En comparaison, la Finlande se caractérise par d'excellents résultats scolaires depuis 2000 aux tests PISA. Elle fait également partie des pays où les inégalités sont le mieux corrigées et où les outils numériques sont les plus déployés : 100 % de ses enseignants sont formés à leur usage pédagogique. Au Royaume-Uni, équipement et maintenance sont gérés par des sociétés privées au service des établissements. L'accès aux outils pédagogiques y est facilité par la mise en place du dispositif Curriculum Online, comprenant plus de dix mille ressources évaluées par des enseignants. Aux tests PISA 2006, 13,9 % des jeunes Britanniques se sont hissés aux niveaux les plus élevés (niveaux 5 et 6) de l'échelle de culture scientifique contre 8 % en France. Depuis 2009, le Royaume-Uni met l'accent sur l'accompagnement des enseignants, dont l'appropriation des outils numériques est primordiale pour une évolution de la pédagogie.
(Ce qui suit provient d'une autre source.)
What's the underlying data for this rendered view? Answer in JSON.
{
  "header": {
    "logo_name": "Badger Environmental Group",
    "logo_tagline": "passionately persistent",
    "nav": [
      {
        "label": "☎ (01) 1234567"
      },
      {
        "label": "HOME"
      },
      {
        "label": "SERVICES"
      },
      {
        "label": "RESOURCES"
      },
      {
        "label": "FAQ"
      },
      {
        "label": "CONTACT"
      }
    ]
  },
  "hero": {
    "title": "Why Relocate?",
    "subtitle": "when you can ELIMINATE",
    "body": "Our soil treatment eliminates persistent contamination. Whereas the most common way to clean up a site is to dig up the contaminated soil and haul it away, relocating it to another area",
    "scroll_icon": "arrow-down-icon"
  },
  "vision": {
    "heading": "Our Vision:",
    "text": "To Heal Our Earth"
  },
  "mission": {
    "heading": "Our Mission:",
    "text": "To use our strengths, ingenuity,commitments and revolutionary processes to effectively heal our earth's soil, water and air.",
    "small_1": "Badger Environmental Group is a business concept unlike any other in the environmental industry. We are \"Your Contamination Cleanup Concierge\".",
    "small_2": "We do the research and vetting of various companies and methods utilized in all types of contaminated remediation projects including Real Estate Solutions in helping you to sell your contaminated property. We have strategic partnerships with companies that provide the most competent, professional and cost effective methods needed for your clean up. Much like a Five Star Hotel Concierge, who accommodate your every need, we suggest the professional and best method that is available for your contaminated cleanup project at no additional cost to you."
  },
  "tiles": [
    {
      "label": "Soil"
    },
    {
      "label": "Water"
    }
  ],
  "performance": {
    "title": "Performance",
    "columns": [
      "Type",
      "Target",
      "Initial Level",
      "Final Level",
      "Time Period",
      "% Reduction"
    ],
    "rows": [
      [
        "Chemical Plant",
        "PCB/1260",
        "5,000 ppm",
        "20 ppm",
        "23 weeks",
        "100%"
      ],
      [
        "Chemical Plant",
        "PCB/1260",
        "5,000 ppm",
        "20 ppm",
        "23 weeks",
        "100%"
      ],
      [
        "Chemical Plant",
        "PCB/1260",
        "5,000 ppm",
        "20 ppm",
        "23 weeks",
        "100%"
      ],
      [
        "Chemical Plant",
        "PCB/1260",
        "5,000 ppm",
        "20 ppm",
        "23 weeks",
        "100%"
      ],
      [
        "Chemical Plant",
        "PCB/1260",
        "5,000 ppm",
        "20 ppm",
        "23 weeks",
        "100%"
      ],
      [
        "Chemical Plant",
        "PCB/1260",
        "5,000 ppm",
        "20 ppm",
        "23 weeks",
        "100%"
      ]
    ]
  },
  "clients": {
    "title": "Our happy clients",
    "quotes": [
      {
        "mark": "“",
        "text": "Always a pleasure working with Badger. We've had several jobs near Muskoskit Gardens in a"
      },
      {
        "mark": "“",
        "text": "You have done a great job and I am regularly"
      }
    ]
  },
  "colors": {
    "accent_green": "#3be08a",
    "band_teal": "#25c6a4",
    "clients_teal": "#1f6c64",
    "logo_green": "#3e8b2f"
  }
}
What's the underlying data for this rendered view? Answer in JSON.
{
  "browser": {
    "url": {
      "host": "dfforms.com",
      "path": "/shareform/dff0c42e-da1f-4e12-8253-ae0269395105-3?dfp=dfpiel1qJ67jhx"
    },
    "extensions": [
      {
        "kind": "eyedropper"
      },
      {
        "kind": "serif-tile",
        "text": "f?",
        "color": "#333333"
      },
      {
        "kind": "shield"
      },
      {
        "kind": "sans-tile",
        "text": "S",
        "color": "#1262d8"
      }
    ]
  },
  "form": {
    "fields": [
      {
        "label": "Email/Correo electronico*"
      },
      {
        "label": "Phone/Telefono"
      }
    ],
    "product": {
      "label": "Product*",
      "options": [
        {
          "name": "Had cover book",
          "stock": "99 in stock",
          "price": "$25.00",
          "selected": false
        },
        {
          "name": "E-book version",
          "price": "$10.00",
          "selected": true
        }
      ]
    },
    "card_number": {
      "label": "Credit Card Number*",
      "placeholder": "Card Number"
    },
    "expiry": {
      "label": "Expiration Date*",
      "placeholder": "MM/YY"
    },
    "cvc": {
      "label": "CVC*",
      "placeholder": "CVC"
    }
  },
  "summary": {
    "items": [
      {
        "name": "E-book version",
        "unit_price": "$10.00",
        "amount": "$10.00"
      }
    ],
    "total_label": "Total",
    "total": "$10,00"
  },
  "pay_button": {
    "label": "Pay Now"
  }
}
Mais le meilleur exemple n'est pas européen : aujourd'hui, la Corée du Sud est le pays le plus avancé en matière d'infrastructures TIC, avec 86 % des foyers connectés au haut débit en 2009, ainsi qu'un réseau WiFi couvrant toutes les villes et donnant un accès permanent au réseau. D'ici 2013, ce chiffre devrait s'élever à 93 %, suivie par les Pays-Bas (88 %) et le Danemark (81 %) (Gartner, 2009). Dès 1996, un plan national a lancé la numérisation des écoles du pays. Quinze ans plus tard, tous les pupitres des enseignants ont un PC connecté à un projecteur, et 72 % d'entre eux l'utilisent chaque jour. En 2012, les élèves abandonneront tous leurs manuels pour des tablettes interactives. Par ailleurs, les écoles disposent de bibliothèques virtuelles ainsi que de plateformes de connaissances partagées, et le cyberhome learning (apprentissage à domicile) est vivement encouragé par le gouvernement. Le jeune Coréen ne passe que 6 000 heures sur les bancs de l'école entre 7 et 14 ans (7 750 en France) et l'objectif est de réduire encore ce taux (réf. Rapport Fourgous, 2010). Bien que les classes soient plus chargées (18,2 élèves par enseignant contre 12,2 en France dans le secondaire), l'enseignement est nettement plus individualisé et les résultats s'en ressentent : la Corée du Sud est au premier rang de tous les pays de l'OCDE pour la compréhension de l'écrit et au 2e rang pour la compréhension des mathématiques (enquête PISA, voir cidessus). En Europe, c'est la Finlande et le Danemark qui se rapprochent le plus de ce modèle coréen.